Despite its 600 pages, Anthropology is an addictive read largely because of Hamann’s poetic prose and highly detailed descriptions of life as a teenager in late 1970s East Hampton. But it isn’t the Louis Vuitton-toting, cocktail-clinking Hamptons you might find in the chick lit section; Hamann’s introspective literary style has been compared by critics to that of J.D. Salinger. The semiautobiographical story follows Eveline Auerbach as she leaves home to attend NYU, where the author herself received a BFA in film and TV production and dramatic writing, an MFA in cinema studies, and a postgraduate certificate in anthropological filmmaking. “The idea came right out of my experience at NYU,” Hamann says. “I just didn’t have a camera, so I did it with words.”
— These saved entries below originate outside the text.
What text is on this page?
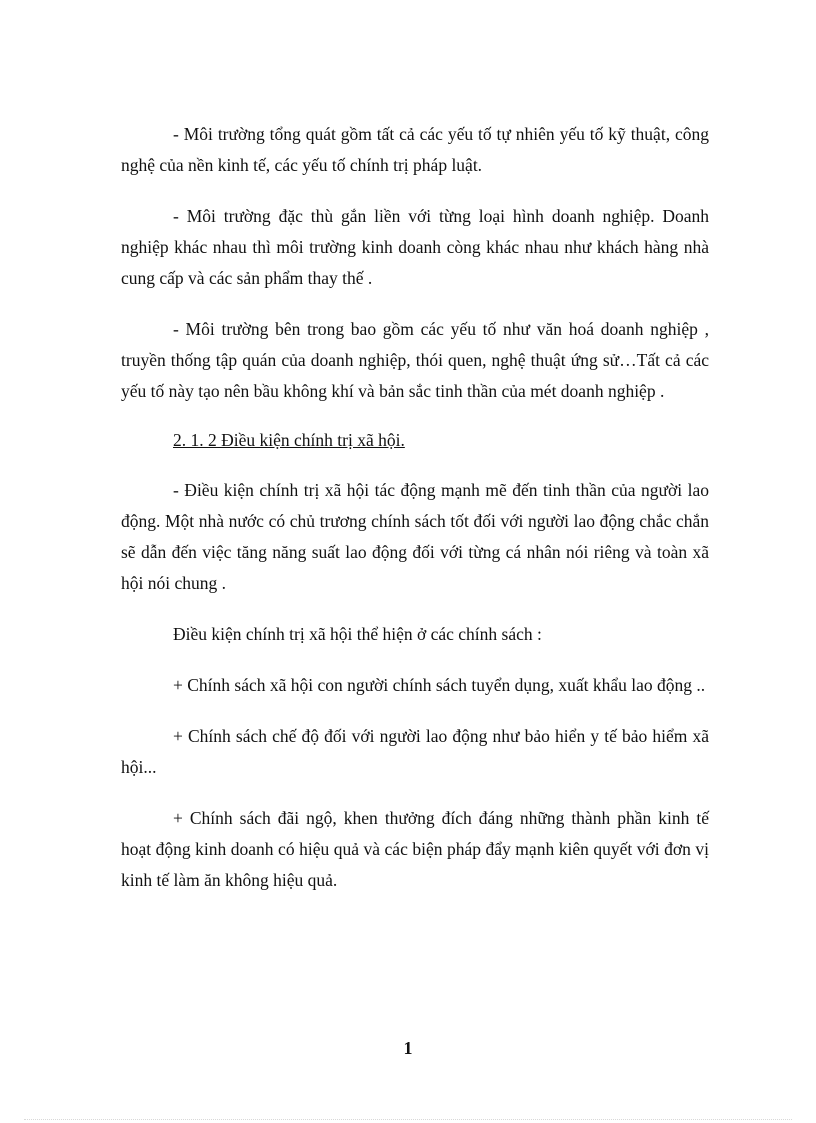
- Môi trường tổng quát gồm tất cả các yếu tố tự nhiên yếu tố kỹ thuật, công nghệ của nền kinh tế, các yếu tố chính trị pháp luật.

- Môi trường đặc thù gắn liền với từng loại hình doanh nghiệp. Doanh nghiệp khác nhau thì môi trường kinh doanh còng khác nhau như khách hàng nhà cung cấp và các sản phẩm thay thế .

- Môi trường bên trong bao gồm các yếu tố như văn hoá doanh nghiệp , truyền thống tập quán của doanh nghiệp, thói quen, nghệ thuật ứng sử…Tất cả các yếu tố này tạo nên bầu không khí và bản sắc tinh thần của mét doanh nghiệp .

2. 1. 2 Điều kiện chính trị xã hội.

- Điều kiện chính trị xã hội tác động mạnh mẽ đến tinh thần của người lao động. Một nhà nước có chủ trương chính sách tốt đối với người lao động chắc chắn sẽ dẫn đến việc tăng năng suất lao động đối với từng cá nhân nói riêng và toàn xã hội nói chung .

Điều kiện chính trị xã hội thể hiện ở các chính sách :

+ Chính sách xã hội con người chính sách tuyển dụng, xuất khẩu lao động ..

+ Chính sách chế độ đối với người lao động như bảo hiển y tế bảo hiểm xã hội...

+ Chính sách đãi ngộ, khen thưởng đích đáng những thành phần kinh tế hoạt động kinh doanh có hiệu quả và các biện pháp đẩy mạnh kiên quyết với đơn vị kinh tế làm ăn không hiệu quả.

1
NYU Alumni Magazine sat down with the author to discuss her unusual publishing journey.
How would you describe Eveline?
For all the social noise of being 16, there’s an almost ironic internal simplicity that she has, and that I think a lot of girls have. She’s emotionally sturdy and self-contained, so she doesn’t need a lot of energy from the outside to convince her who she is and what her goals are. It’s a very brave part of a woman’s life to investigate.
Much like her, your parents divorced when you were 3 and you grew up splitting time between
the Hamptons and the Bronx. What was that like?
The Bronx is the Bronx: It was an Irish-Italian neighborhood where people slapped each other on the side of the head—it was gloriously crass and vividly real. You can’t buy that kind of experience; there’s something about it that’s so concrete and substantive, whereas my liberal mother’s lifestyle in the Hamptons was very idealistic and highly intellectual.
Parts of the book were culled from journals you’ve kept since age 14.
And now, of course, everything is done on computers, but I prefer writing [by hand]. The details weren’t too hard to recall—people always seem amazed, like “How do you remember Wacky Packs?” I’m like, “How do you not remember Wacky Packs?”
Why do you think the first version resonated with
At that particular time, there was a lot of so-called chick lit being published. So what was being passed off as “what women want” was lighter fare, smaller paperbacks about women in maybe more stereotypical circumstances. Mine looked really different, but it did very well. I think that might have had to do with the fact that it was an alternative and a different kind of voice that appealed to people in a new way.
What made you decide to self-publish?
[Initially] I didn’t intend to publish it—although of course, sitting there writing, I wasn’t thinking literally, no one’s ever going to read this—I just didn’t write it to fit a market to send to publishers. Being an artist from NYU, I made movies on my own, so why not make a book on my own? My then-husband had a design and print company, so we had the equipment and facilities, and we wanted to do something really high quality.
How did it feel to get such a positive response?
It was nice proof that such things can happen and that people receiving the books wanted to share that different point of view—it was almost a renegade thing. [A few years later] there were still women sharing stories and writing about Anthropology online, and it was being sold on eBay.
How did the edits made by Random House change the book?
I think it’s more accessible and easily understood. The new edition is chronological whereas the original started at the end with Eveline completely compromised. I wanted the audience to judge her and then to dismantle that judgment throughout the course of the book. The original is a beautiful mess, and I wouldn’t trade it for the world. Aside from my kids, it’s probably the thing that I’m proudest of.